At New York Comic Con, it was revealed that Joe Quesada would be drawing some upcoming Batman covers after his recent departure from his leadership role at Marvel. I saw a fair few people making this out to be an enormous deal, and sure, it might prove to be that. But as of now, it’s an artist taking cover work, a big name providing work for an interested publisher. I don’t imagine Quesada’s reason for departing Marvel was a deep desire for drawing covers for the other half of the Big Two. I suspect this is more a product of Quesada’s new found freedom rather than a full out move to DC, with whatever he ultimately has planned likely being a bigger swing than…I don’t know, a 20 year run at DC following his similarly long one at Marvel.
That doesn’t make it not cool! I have to give Joe Q credit: these are some dynamite looking covers. They’re striking even for Batman works, and find the artist digging deep into his tool belt after being out of the rotation for a good long while. I won’t be upset if these end up heading home with me when they arrive at comic shops everywhere. But do I think this is a massive deal, or prelude to Quesada taking up extended residence at the Distinguished Competition after more than two decades at Marvel? Not really. I imagine it’s Quesada having fun after his pal Jim Lee pitched him on drawing some covers after he decided to leave. That’s not to say there won’t be more from him.

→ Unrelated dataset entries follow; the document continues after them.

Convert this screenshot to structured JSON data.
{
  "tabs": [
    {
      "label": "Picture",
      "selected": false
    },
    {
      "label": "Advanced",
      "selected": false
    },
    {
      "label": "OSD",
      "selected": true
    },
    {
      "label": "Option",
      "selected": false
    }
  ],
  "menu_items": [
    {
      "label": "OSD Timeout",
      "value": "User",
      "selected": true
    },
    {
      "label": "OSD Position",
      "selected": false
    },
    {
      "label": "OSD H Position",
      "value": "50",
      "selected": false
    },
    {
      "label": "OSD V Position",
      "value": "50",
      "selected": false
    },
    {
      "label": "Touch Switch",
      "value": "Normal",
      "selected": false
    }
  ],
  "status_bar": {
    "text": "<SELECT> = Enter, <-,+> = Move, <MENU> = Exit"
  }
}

As noted in Popverse’s write-up about the panel it was announced on, Quesada did say, “Right now, it’s just covers for you guys but I’m working on some other things… it felt like unfinished business coming back to Batman.” I could see him tackling a Black Label Batman series or something. But this feels more like the move before the move rather than something truly seismic.
2. DC Universe Ultra, Now a Month Behind!

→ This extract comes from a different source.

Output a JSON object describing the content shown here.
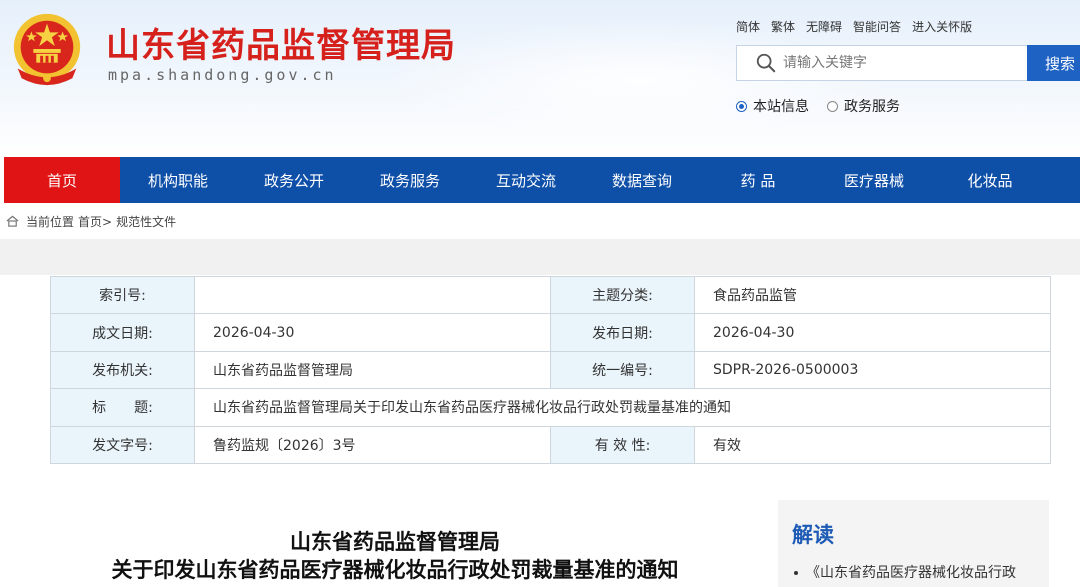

Speaking of potentially much ado about…well, a little something, DC Universe Infinite figured out a way to get users to buy in to their digital subscription app finally: by adding another word to the name! Okay, that isn’t really the hook, but they did announce DC Universe Infinite Ultra, a new subscription tier that will cost $99.99 a year – instead of $74.99 – and will net you access to “expanded” Black Label and Vertigo releases as well as access to new comics after just a month instead of the standard six months. That came after Marvel revved up their release schedule on their comparable product, Marvel Unlimited, from six months to three. Your move, Marvel.
There are two main questions related to this topic, and they’re both connected. One is “How will this move the needle for the product?” and the other is “How will retailers respond to this?” The latter was speculated to be a combination of “significantly” and “poorly.” While some – the usual suspects who believe DC doesn’t really care about them anymore – did not take it well, most I talked to were largely more on the “meh” side of things. After having digital in the mix for this long, it seems as if the general assumption is that digital customers are not the same as regular single issue customers. There’s overlap, of course. But they’re not necessarily perfectly overlapping products. The perception was, generally speaking, that this won’t make much of a difference in their businesses. I suspect that’s the correct take.
That’s at least in part because I don’t think this move will create a lot more consumer interest in the product. Again, there’s skepticism that digital customers = comic shop customers, so for all intents and purposes, when these comics come out relative to initial release is irrelevant. When you’re dealing with upwards of 32,000 comics, almost everything is new to these readers. If anything, the delay of new releases arriving on the service is a construct that exists entirely to make worried retailers happy, which is the funniest part of all of this. If DC truly didn’t care about retailers, they wouldn’t have reduced the delay to one month; they would have reduced it to zero months. It’s only fear of upsetting the applecart entirely that ensured that gap’s survival for now.
All this is why it’s not quite much ado about nothing in my mind, but much ado about…not much of anything. I don’t think this will lead to a significant increase in subscribers. I also do not think this will result in major losses for retailers. I do think it’s worth DC trying something, but as a former subscriber to the app, I think their focus should be more on improving user experience and actually rolling out planned international launches than this.